Whether one buys the introductory wines or the varietals or the pricey exclusive wines, the wines all express their low-yielding vineyards superbly. Some earlier vintages were so exuberantly ripe and fruity that only the intense concentration of the wines masked the daringly high alcohol levels.
“The trend I am enforcing is restraint,” says Rasoul Salehi, the executive director of the wineries. His instruction to the winemakers: “Just tone it down a little.”
In other words, don’t sacrifice elegance just to get power. Intellectually, one agrees with that even if it is great fun to drink the equivalent of a five-litre turbo-charged V8.
Here are notes on some current and coming releases.
Le Vieux Pin Équinoxe Chardonnay ($60). Only 72 cases have been released. This barrel-fermented wine still manages to be a fresh as Chablis. It begins with aromas of citrus, honey and hazelnut and shows citrus and stone fruit flavours. The aromas and flavours blossom in the glass. This is a very elegant wine. 90.
Le Vieux Pin Équinoxe Syrah 2008 ($70). There are 70 cases of this dark, meaty red, a wine with aromas and flavours of plums, black cherries and white peppers. The finish is very long and satisfying. 92.
Le Vieux Pin Équinoxe Cabernet Franc 2007 (Sold out). Only 26 cases were released. The wine is a tour de force with aromas of blackberries and menthol and flavours of lingonberries and red licorice. 95
Le Vieux Pin Syrah 2008 ($45). This is a 487-cases release from young vines on Black Sage Road. It is a lovely wine, with sweet fruit on the palate – plum, black cherry and a touch of black pepper. It is appealingly full-bodied. 90.
Le Vieux Pin Viognier-Roussanne 2009 ($35). The winery has released 360 cases of this exotic and complex white. It begins with aromas of spice, honey suckle and tropical fruit; it tastes of banana, almonds, citrus, marzipan. It has good weight on the palate and a dry finish. 92.

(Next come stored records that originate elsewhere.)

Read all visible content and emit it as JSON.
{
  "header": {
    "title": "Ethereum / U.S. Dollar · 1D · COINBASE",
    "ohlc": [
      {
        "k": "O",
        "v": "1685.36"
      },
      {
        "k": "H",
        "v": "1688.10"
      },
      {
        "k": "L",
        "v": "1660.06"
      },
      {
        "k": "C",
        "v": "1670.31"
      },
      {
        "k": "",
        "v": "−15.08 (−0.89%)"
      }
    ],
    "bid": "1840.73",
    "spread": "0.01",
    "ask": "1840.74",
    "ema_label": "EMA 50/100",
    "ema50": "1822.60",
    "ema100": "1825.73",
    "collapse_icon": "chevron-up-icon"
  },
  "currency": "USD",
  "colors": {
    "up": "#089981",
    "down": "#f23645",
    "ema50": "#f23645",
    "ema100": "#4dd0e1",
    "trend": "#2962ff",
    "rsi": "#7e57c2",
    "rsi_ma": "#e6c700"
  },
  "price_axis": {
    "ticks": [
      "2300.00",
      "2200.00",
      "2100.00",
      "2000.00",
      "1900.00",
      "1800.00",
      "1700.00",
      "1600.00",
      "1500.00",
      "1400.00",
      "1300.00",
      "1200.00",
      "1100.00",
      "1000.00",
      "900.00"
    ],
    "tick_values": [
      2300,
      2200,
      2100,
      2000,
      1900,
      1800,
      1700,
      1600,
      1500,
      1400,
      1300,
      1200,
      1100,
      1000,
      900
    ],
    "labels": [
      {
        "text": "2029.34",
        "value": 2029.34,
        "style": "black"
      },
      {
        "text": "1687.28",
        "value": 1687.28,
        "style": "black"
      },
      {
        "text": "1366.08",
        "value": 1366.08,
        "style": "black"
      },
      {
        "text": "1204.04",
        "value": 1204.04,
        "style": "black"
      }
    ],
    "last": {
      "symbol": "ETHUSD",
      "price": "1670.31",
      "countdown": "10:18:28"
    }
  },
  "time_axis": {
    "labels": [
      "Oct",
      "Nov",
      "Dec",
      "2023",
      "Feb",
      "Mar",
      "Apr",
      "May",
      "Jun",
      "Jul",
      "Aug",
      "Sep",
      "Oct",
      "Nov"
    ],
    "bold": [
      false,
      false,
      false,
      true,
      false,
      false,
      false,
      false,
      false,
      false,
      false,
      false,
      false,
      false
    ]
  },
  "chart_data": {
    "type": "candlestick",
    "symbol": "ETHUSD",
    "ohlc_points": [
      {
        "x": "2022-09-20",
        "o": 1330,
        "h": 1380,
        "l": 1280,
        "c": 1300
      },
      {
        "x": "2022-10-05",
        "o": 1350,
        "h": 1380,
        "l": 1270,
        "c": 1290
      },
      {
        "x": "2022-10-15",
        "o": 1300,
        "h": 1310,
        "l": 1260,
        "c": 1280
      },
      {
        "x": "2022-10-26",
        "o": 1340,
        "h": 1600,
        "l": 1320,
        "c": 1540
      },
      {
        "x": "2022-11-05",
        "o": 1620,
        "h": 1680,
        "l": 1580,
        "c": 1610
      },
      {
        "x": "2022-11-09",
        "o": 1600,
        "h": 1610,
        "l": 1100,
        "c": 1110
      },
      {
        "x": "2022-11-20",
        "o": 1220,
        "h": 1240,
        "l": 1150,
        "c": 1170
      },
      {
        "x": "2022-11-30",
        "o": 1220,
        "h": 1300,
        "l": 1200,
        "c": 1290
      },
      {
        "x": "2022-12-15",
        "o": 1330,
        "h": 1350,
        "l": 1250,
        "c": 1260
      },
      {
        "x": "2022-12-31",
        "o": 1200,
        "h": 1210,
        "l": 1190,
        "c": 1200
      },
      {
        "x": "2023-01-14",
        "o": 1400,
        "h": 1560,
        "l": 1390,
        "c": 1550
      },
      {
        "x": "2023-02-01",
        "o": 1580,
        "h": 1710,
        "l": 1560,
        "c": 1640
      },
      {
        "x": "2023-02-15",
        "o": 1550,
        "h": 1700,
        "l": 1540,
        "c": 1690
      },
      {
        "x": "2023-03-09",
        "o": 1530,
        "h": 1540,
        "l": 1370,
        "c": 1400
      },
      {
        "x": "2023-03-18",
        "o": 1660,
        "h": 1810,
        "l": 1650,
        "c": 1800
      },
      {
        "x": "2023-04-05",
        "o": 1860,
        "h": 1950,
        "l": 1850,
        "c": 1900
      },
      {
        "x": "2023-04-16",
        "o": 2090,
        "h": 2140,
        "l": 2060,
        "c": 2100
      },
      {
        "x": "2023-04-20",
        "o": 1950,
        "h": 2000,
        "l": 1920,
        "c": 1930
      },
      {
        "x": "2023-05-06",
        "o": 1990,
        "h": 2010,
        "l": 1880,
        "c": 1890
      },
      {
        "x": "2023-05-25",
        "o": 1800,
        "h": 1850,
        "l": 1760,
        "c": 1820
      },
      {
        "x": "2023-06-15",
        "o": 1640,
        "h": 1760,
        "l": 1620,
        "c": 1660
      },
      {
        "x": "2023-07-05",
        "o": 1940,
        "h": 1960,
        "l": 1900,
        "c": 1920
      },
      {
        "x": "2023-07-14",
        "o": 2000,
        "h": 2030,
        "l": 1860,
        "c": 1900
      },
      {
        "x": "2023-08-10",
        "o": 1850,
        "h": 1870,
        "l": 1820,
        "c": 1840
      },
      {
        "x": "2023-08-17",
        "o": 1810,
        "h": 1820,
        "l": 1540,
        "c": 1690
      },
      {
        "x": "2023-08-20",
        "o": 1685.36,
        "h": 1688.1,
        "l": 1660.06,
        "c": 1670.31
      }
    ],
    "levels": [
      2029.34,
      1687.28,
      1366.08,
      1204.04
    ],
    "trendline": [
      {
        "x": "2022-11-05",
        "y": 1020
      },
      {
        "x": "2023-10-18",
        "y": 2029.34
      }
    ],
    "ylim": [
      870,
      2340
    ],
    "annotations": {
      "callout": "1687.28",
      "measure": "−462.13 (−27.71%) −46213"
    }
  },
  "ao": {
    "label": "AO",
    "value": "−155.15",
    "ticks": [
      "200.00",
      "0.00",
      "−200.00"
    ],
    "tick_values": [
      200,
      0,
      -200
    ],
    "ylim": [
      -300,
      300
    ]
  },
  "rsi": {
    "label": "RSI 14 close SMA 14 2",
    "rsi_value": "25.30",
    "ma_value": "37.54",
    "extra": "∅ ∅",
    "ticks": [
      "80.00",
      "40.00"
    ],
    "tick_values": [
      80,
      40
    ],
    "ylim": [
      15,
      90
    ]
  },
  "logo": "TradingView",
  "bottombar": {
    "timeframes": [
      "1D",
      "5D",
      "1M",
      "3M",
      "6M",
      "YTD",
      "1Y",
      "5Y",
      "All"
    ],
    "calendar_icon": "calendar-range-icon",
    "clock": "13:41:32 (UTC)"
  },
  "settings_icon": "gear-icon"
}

Le Vieux Pin Merlot 2008 ($35). This will be the last Merlot under the LVP label. The winery is releasing about 350 cases this fall. It is a dense, brooding red with flavours of black cherry and plum. The tannins are still a little aggressive but the further bottle aging will round them out. With age, layers of fruit will emerge. 90.
Le Vieux Pin Petit Rouge 2008 ($23). This is an 800-case blend with Merlot, Cabernet Sauvignon and a touch of Pinot Noir. The wine is juicy and appealing, with sweet berry aromas and flavours of black currants and plums. 90.
Le Vieux Pin Pinot Noir “Adieu” 2008 ($35): This wine is so named because it is the winery’s final vintage of Pinot Noir; the long term plan when LVP opened in 2006 was to transition to the Rhone varieties that had been planted in the winery’s new vineyard. This wine – 953 cases have been released – is a memorable goodbye. The wine includes fruit from three Okanagan vineyards – one in the north, one in the central part of the valley and one in the south. That provided winemaker James Cambridge with a balanced palate of flavours, minerality and acidity. The wine begins with aromas of strawberry and raspberry; the flavours lean more to raspberry, with a finish of bright, lively fruit. In the glass, the wine opens gradually to show the classic weight and silky texture of the variety. The structure suggests that the wine will develop even more complexity for those with the patience to cellar it a few years more. 89.
LaStella Fortissimo 2008 ($35). This is a blend of Merlot and Cabernet Franc with about 8% Sangiovese and aged not in conventional barrels but in large French puncheons. The object is to make a mellow, full-bodied wine with soft tannins. This is a juicy red, with sweet berries in the aroma and with flavours of cherries enhanced with savoury spice. 91.